De acordo com ministro, apagão não foi por falta de energia e sim por falha elétrica

O ministro de Minas e Energia, Alexandre Silveira, relatou que o apagão que atingiu 13 estados e o Distrito Federal não foi por falta de energia, mas sim por “falha elétrica” no sistema de transmissão.

Ele afirmou que o sistema já foi restabelecido em todos os locais afetados e que o incidente envolveu uma desconexão causada por incêndio em subestação. A declaração encerra a fase inicial da investigação técnica.

Incêndio em subestação provocou desconexão entre regiões

Dados divulgados pelo ministério indicam que um incêndio em uma subestação localizada no Paraná gerou uma sobrecarga e desconectou redes críticas nas regiões Sul, Sudeste e Centro-Oeste. Essa interrupção gerou uma contingência severa, levando ao apagão em diversos estados que dependem daquelas linhas de transmissão. Segundo o ministro, o corte ocorreu de forma automática no sistema de proteção para evitar danos maiores.

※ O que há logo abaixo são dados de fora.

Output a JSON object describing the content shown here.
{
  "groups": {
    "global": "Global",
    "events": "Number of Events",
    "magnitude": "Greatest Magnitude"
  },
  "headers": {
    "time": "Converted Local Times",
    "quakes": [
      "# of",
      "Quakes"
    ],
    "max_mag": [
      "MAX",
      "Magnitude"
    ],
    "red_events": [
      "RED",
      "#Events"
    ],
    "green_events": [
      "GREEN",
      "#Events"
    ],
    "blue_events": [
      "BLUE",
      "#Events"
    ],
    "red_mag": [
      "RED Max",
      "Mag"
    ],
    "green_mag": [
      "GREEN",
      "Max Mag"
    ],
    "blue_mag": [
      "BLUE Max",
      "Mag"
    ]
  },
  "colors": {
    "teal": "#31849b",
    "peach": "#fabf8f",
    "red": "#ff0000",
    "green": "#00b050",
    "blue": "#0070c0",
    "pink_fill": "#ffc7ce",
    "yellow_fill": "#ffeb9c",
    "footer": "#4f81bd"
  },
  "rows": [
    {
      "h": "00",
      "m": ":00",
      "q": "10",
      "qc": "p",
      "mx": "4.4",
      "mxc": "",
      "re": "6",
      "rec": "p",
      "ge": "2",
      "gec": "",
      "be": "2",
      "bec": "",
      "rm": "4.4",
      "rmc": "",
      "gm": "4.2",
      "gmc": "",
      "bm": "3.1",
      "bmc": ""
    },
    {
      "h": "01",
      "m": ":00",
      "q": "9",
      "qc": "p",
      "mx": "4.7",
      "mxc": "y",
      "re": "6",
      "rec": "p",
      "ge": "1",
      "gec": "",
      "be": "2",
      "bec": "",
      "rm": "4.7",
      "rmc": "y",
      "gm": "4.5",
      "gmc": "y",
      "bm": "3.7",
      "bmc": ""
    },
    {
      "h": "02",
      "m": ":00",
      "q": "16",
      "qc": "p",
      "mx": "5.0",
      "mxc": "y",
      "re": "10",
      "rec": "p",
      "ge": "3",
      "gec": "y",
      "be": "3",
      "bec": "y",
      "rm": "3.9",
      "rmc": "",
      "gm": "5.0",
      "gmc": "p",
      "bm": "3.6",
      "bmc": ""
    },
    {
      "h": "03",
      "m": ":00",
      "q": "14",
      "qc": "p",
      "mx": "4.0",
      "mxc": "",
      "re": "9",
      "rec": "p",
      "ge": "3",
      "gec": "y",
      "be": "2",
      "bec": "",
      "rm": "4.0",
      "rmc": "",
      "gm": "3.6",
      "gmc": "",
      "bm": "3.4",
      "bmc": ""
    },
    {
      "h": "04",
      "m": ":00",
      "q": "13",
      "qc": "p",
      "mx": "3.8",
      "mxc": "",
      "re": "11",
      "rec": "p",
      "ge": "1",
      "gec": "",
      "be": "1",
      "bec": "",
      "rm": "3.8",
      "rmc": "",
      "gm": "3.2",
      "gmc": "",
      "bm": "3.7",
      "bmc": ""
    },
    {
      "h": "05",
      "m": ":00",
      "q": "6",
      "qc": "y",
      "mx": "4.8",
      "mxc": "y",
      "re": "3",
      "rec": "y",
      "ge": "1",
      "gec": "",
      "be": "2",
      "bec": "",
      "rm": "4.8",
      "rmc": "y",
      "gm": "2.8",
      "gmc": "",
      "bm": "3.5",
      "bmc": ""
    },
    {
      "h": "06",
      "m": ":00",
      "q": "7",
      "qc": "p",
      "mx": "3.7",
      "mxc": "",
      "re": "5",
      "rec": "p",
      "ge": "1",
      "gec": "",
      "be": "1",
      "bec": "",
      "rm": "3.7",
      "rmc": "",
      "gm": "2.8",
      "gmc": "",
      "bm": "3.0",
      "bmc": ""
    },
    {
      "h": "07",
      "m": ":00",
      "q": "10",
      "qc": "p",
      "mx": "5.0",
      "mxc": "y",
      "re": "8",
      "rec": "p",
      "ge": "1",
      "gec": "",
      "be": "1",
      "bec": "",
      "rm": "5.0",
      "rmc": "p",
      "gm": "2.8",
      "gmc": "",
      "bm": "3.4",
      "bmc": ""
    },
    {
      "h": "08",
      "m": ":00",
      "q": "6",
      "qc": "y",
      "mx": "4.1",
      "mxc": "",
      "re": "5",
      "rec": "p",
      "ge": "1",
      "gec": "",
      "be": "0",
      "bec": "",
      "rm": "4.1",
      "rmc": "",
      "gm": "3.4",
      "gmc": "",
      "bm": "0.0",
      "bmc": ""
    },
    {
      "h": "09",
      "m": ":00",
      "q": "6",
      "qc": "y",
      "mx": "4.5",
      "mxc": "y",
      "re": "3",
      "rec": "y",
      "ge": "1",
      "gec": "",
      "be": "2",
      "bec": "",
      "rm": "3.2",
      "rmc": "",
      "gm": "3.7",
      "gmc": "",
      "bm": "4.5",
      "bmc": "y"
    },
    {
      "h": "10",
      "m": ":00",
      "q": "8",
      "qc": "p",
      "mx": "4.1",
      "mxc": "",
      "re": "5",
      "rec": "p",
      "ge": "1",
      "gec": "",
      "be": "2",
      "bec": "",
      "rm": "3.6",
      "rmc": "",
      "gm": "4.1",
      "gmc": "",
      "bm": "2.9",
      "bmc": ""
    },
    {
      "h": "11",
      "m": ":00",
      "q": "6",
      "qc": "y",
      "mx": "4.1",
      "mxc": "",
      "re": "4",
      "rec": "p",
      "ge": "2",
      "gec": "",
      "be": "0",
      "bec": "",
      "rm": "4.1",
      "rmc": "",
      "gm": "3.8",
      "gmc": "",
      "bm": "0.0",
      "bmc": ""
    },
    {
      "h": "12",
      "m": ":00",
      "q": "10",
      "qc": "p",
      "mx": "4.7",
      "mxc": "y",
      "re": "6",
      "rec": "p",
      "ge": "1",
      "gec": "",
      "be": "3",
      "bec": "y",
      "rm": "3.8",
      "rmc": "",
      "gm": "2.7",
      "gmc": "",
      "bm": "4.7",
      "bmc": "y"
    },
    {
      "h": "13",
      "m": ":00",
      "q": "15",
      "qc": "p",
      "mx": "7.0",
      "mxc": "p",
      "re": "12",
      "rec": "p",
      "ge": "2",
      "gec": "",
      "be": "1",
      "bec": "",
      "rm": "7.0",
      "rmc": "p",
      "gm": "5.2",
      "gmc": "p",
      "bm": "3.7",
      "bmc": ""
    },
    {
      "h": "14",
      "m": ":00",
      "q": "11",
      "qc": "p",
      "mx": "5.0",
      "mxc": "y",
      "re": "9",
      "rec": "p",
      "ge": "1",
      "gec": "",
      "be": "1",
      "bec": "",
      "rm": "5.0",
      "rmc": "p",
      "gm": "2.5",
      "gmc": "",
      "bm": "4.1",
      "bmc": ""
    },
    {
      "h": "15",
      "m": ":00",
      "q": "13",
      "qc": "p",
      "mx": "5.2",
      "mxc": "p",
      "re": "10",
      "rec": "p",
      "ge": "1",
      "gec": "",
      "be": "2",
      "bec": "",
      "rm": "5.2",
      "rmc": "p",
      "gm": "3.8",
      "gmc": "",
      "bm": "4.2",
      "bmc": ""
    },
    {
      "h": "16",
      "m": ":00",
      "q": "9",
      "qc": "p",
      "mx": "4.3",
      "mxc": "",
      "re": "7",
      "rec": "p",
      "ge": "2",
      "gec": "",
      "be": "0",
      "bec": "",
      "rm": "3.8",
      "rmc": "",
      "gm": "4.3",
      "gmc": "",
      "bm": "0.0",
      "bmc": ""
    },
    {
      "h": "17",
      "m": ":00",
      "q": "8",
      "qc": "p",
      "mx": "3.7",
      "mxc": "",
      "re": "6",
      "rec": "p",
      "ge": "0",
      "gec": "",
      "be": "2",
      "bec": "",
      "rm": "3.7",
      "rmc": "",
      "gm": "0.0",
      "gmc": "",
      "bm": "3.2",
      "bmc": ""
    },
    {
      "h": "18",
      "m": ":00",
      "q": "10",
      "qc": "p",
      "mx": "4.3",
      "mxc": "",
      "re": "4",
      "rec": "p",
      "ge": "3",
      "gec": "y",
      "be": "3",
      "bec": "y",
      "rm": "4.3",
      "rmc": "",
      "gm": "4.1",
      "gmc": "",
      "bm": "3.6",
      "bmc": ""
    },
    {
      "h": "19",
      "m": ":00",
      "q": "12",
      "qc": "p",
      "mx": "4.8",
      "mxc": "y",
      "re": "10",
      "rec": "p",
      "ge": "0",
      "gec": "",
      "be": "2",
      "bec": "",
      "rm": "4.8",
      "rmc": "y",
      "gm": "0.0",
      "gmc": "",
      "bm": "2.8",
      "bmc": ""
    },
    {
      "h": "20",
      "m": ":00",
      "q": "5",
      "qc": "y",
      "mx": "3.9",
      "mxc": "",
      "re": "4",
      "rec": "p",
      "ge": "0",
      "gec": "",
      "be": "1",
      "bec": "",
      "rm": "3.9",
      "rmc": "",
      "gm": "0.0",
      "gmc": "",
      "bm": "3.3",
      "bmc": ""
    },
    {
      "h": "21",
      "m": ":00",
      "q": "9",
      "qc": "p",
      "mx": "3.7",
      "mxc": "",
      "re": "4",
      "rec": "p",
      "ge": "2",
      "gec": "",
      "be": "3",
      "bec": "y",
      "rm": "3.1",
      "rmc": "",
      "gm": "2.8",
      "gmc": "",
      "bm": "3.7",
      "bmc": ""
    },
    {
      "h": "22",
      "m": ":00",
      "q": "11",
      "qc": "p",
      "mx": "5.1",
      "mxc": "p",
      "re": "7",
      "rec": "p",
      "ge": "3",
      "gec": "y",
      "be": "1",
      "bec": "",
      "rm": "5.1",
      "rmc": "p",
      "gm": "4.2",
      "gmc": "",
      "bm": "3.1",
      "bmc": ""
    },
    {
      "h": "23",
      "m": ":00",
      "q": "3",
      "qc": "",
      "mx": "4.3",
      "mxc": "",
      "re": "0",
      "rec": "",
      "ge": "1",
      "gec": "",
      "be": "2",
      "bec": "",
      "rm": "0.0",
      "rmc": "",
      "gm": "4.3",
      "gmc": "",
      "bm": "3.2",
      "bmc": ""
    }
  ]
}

Fornecimento já foi retomado em 100% das localidades afetadas

Silveira afirmou que todas as unidades federativas que sofreram com o apagão já tiveram a energia restabelecida. Ele enfatizou que “hoje há muita energia no país” e que o problema não foi escassez de produção, mas sim de infraestrutura. O ministro também mencionou investimentos anteriores feitos para reforçar redes de transmissão e garantir redundância ao sistema.

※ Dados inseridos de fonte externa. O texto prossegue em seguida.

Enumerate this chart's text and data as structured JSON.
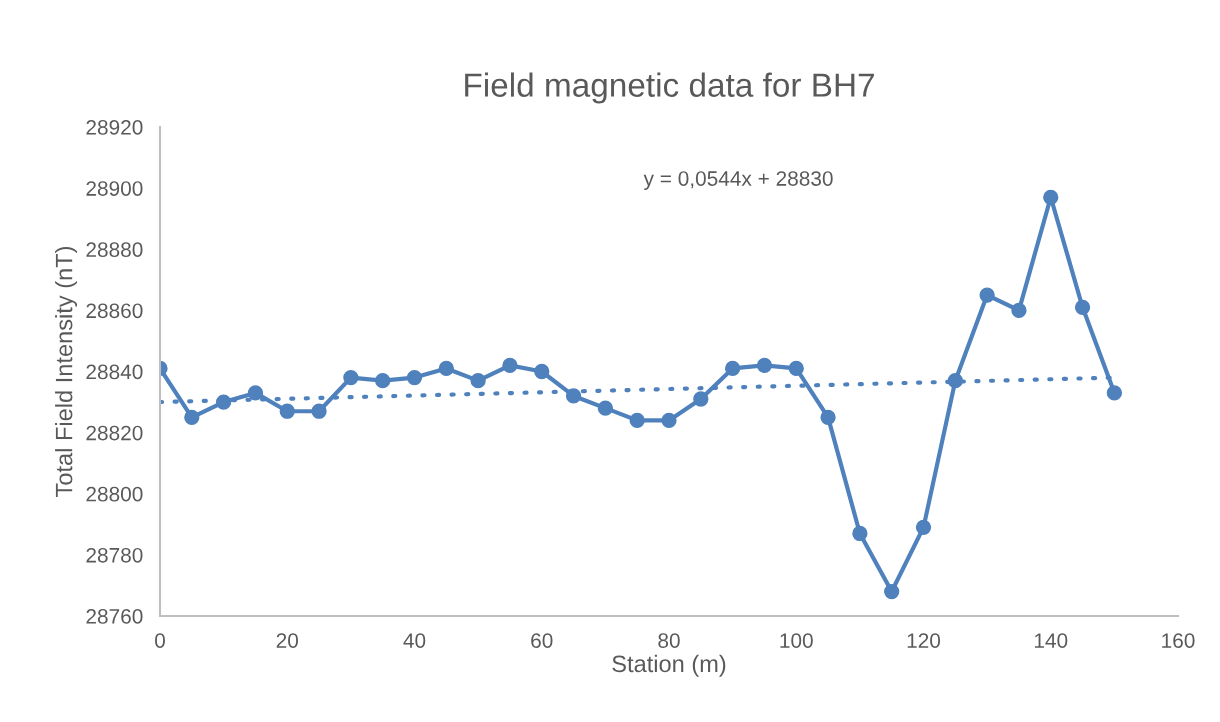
{
  "chart_data": {
    "type": "line",
    "title": "Field magnetic data for BH7",
    "xlabel": "Station (m)",
    "ylabel": "Total Field Intensity (nT)",
    "x": [
      0,
      5,
      10,
      15,
      20,
      25,
      30,
      35,
      40,
      45,
      50,
      55,
      60,
      65,
      70,
      75,
      80,
      85,
      90,
      95,
      100,
      105,
      110,
      115,
      120,
      125,
      130,
      135,
      140,
      145,
      150
    ],
    "series": [
      {
        "color": "#4f81bd",
        "marker": "circle",
        "line_style": "solid",
        "values": [
          28841,
          28825,
          28830,
          28833,
          28827,
          28827,
          28838,
          28837,
          28838,
          28841,
          28837,
          28842,
          28840,
          28832,
          28828,
          28824,
          28824,
          28831,
          28841,
          28842,
          28841,
          28825,
          28787,
          28768,
          28789,
          28837,
          28865,
          28860,
          28897,
          28861,
          28833
        ]
      },
      {
        "color": "#4f81bd",
        "marker": "none",
        "line_style": "dotted",
        "x": [
          0,
          150
        ],
        "values": [
          28830,
          28838
        ]
      }
    ],
    "annotations": [
      "y = 0,0544x + 28830"
    ],
    "xlim": [
      0,
      160
    ],
    "xticks": [
      0,
      20,
      40,
      60,
      80,
      100,
      120,
      140,
      160
    ],
    "ylim": [
      28760,
      28920
    ],
    "yticks": [
      28760,
      28780,
      28800,
      28820,
      28840,
      28860,
      28880,
      28900,
      28920
    ],
    "grid": false,
    "legend": false
  }
}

Sistema de transmissão e falha estrutural no foco da apuração

Durante o pronunciamento, o ministro disse que a investigação está voltada para identificar precisamente a origem da falha elétrica: se foi problema em componentes, projetos ou manutenção. Ele explicou que redes de transmissão mais vulneráveis podem, em momentos de contingência, gerar efeitos em cascata. Os técnicos estão concentrados em mapear a linha que desencadeou a pane.

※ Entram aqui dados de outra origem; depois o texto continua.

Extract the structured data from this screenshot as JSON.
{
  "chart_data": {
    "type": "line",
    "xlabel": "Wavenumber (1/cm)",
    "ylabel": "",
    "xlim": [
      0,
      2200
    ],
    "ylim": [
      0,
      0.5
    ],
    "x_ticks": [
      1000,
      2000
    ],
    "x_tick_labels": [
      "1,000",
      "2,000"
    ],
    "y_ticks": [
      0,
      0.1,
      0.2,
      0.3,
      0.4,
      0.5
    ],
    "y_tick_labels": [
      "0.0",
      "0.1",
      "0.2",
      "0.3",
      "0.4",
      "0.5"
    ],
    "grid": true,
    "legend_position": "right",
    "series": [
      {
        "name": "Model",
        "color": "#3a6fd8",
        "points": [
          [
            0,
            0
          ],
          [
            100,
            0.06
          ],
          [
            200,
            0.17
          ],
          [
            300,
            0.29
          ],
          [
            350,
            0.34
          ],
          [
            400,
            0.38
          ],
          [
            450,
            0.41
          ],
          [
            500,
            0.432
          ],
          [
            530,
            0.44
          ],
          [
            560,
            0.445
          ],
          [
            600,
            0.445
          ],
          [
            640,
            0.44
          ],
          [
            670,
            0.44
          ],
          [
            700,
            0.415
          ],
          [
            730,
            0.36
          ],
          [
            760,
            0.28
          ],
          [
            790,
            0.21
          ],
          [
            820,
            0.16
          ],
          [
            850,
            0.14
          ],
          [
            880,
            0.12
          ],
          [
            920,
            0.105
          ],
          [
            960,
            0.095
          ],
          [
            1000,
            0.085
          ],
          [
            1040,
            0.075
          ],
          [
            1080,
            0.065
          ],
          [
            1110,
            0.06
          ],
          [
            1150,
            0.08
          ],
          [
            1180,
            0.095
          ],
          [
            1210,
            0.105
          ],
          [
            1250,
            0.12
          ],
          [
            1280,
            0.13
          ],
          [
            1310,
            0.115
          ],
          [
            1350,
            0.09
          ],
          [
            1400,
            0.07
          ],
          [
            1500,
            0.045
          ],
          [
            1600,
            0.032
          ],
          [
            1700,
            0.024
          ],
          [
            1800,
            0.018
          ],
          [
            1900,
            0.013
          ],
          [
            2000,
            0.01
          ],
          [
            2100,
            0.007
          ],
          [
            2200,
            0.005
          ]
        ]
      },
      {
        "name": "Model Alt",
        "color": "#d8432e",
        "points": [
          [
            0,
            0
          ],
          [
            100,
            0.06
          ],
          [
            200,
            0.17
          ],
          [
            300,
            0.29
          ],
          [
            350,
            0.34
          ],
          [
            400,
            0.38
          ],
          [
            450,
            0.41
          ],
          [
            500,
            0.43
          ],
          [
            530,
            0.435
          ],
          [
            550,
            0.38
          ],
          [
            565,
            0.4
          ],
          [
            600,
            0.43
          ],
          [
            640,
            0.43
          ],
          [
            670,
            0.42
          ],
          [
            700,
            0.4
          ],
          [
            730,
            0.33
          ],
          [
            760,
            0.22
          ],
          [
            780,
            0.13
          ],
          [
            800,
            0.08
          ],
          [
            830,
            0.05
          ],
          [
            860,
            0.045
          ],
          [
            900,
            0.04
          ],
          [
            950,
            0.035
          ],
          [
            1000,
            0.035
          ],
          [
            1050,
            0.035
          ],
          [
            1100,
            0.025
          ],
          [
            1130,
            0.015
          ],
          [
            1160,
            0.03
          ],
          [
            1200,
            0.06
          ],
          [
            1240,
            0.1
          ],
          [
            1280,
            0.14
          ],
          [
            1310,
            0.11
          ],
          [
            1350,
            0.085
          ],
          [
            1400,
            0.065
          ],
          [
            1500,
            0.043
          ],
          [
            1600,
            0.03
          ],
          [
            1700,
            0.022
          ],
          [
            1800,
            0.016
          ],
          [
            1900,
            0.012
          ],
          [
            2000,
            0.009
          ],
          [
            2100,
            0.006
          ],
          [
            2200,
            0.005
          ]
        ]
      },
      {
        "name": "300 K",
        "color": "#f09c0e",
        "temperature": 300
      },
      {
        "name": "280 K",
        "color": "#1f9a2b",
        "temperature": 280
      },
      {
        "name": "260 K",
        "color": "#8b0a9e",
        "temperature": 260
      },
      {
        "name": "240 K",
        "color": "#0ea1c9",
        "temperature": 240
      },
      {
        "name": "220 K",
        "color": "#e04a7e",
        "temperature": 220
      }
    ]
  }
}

Responsabilidade administrativa e próximos passos da investigação

O governo também abriu procedimento administrativo para apurar responsabilidades. Empresas de energia e órgãos reguladores deverão prestar esclarecimentos. O ministro prometeu transparência nos relatórios finais e garantiu que medidas para evitar novos apagões serão anunciadas em breve. Embora tecnicamente encerrada a interrupção, o episódio gerou forte repercussão política e preocupação pública com a confiabilidade do sistema elétrico.